Présidée par le secrétaire général du ministère de l’Économie et des finances, Vieux Rachid Soulama, la cérémonie officielle de présentation des résultats de ce recensement s’est déroulée en présence du directeur général de l’Institut national de la statistique et de la démographie (INSD), Toubou Ripama, ainsi que de Fousseni Koné, représentant le directeur général de la Chambre de commerce et d’industrie du Burkina (CCIBF).
Réalisé en 2024 par l’INSD avec l’appui technique d’AFRISTAT, le soutien financier de l’État burkinabè et de la Banque mondiale, le RGE vise à combler un besoin crucial. Celui de disposer de données fiables sur l’ensemble des unités économiques du pays, qu’elles soient formelles ou informelles.
Le recensement a permis d’identifier 389 172 unités économiques à travers le territoire national, révélant ainsi l’ampleur et la vitalité du tissu entrepreneurial burkinabè.
L’analyse spatiale met en évidence une concentration marquée des activités économiques dans quelques régions clés. La région du Kadiogo, qui abrite la capitale Ouagadougou, domine largement avec 46,8% des unités économiques recensées.

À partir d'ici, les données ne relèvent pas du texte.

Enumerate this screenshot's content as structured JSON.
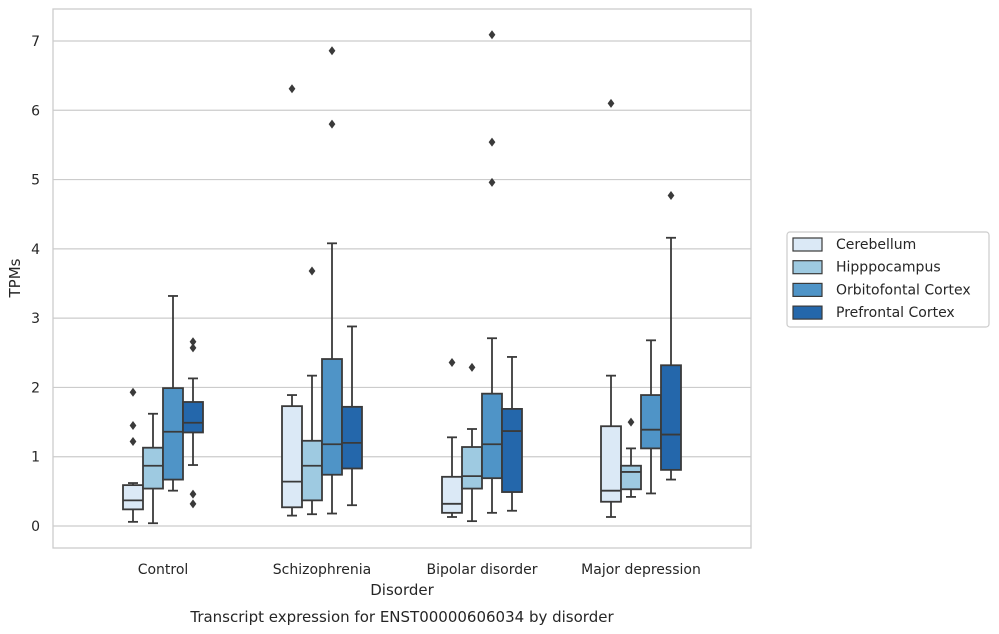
{
  "chart_data": {
    "type": "box",
    "title": "Transcript expression for ENST00000606034 by disorder",
    "xlabel": "Disorder",
    "ylabel": "TPMs",
    "ylim": [
      -0.3,
      7.48
    ],
    "yticks": [
      0,
      1,
      2,
      3,
      4,
      5,
      6,
      7
    ],
    "grid": "horizontal",
    "legend_position": "right",
    "categories": [
      "Control",
      "Schizophrenia",
      "Bipolar disorder",
      "Major depression"
    ],
    "colors": {
      "Cerebellum": "#dbe9f6",
      "Hipppocampus": "#9ecae1",
      "Orbitofontal Cortex": "#4f94c7",
      "Prefrontal Cortex": "#2467ab",
      "edge": "#3a3a3a",
      "grid": "#cccccc"
    },
    "series": [
      {
        "name": "Cerebellum",
        "boxes": [
          {
            "whislo": 0.06,
            "q1": 0.24,
            "med": 0.37,
            "q3": 0.59,
            "whishi": 0.62,
            "fliers": [
              1.22,
              1.45,
              1.93
            ]
          },
          {
            "whislo": 0.15,
            "q1": 0.27,
            "med": 0.64,
            "q3": 1.73,
            "whishi": 1.89,
            "fliers": [
              6.31
            ]
          },
          {
            "whislo": 0.13,
            "q1": 0.19,
            "med": 0.32,
            "q3": 0.71,
            "whishi": 1.28,
            "fliers": [
              2.36
            ]
          },
          {
            "whislo": 0.13,
            "q1": 0.35,
            "med": 0.51,
            "q3": 1.44,
            "whishi": 2.17,
            "fliers": [
              6.1
            ]
          }
        ]
      },
      {
        "name": "Hipppocampus",
        "boxes": [
          {
            "whislo": 0.04,
            "q1": 0.54,
            "med": 0.87,
            "q3": 1.13,
            "whishi": 1.62,
            "fliers": []
          },
          {
            "whislo": 0.17,
            "q1": 0.37,
            "med": 0.87,
            "q3": 1.23,
            "whishi": 2.17,
            "fliers": [
              3.68
            ]
          },
          {
            "whislo": 0.07,
            "q1": 0.54,
            "med": 0.72,
            "q3": 1.14,
            "whishi": 1.4,
            "fliers": [
              2.29
            ]
          },
          {
            "whislo": 0.42,
            "q1": 0.53,
            "med": 0.78,
            "q3": 0.87,
            "whishi": 1.12,
            "fliers": [
              1.5
            ]
          }
        ]
      },
      {
        "name": "Orbitofontal Cortex",
        "boxes": [
          {
            "whislo": 0.51,
            "q1": 0.67,
            "med": 1.36,
            "q3": 1.99,
            "whishi": 3.32,
            "fliers": []
          },
          {
            "whislo": 0.18,
            "q1": 0.74,
            "med": 1.18,
            "q3": 2.41,
            "whishi": 4.08,
            "fliers": [
              5.8,
              6.86
            ]
          },
          {
            "whislo": 0.19,
            "q1": 0.69,
            "med": 1.18,
            "q3": 1.91,
            "whishi": 2.71,
            "fliers": [
              4.96,
              5.54,
              7.09
            ]
          },
          {
            "whislo": 0.47,
            "q1": 1.12,
            "med": 1.39,
            "q3": 1.89,
            "whishi": 2.68,
            "fliers": []
          }
        ]
      },
      {
        "name": "Prefrontal Cortex",
        "boxes": [
          {
            "whislo": 0.88,
            "q1": 1.35,
            "med": 1.49,
            "q3": 1.79,
            "whishi": 2.13,
            "fliers": [
              0.32,
              0.46,
              2.57,
              2.66
            ]
          },
          {
            "whislo": 0.3,
            "q1": 0.83,
            "med": 1.2,
            "q3": 1.72,
            "whishi": 2.88,
            "fliers": []
          },
          {
            "whislo": 0.22,
            "q1": 0.49,
            "med": 1.37,
            "q3": 1.69,
            "whishi": 2.44,
            "fliers": []
          },
          {
            "whislo": 0.67,
            "q1": 0.81,
            "med": 1.32,
            "q3": 2.32,
            "whishi": 4.16,
            "fliers": [
              4.77
            ]
          }
        ]
      }
    ]
  }
}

Elle est suivie du Guiriko (18%), du Nando (6,4%) et du Nakambé (4,8%). À elles seules, ces quatre régions regroupent 76% des unités économiques du pays. Sans surprise, les grandes villes restent les principaux moteurs de l’entrepreneuriat, à savoir Ouagadougou avec 41,3% des unités, tandis que Bobo-Dioulasso en accueille 14,4%
À peine 3,5% des unités économiques sont formelles, contre 96,5% évoluant dans l’informel. Cette réalité se traduit également par une faible structuration. Il ressort ainsi des résultats que 92% des unités ne sont pas affiliées à la Caisse nationale de sécurité sociale ; 96,5% ne tiennent pas de comptabilité formelle.
Ces chiffres illustrent les défis majeurs auxquels fait face l’économie burkinabè en matière de formalisation, de fiscalité et de protection sociale.
À cette occasion, le secrétaire général du ministère de l’Économie et des finances, Vieux Rachid Soulama, a présenté la publication de ses résultats du Recensement général des entreprises comme une étape majeure pour le système statistique national et pour l’action publique au Burkina Faso.
« Ces données vont bien au-delà de simples chiffres. Elles traduisent les réalités économiques du pays, mettent en lumière les dynamiques du secteur privé et offrent une vision plus précise des acteurs qui produisent, investissent et créent de la valeur, aussi bien dans le secteur formel que dans l’informel »., a-t-il affirmé.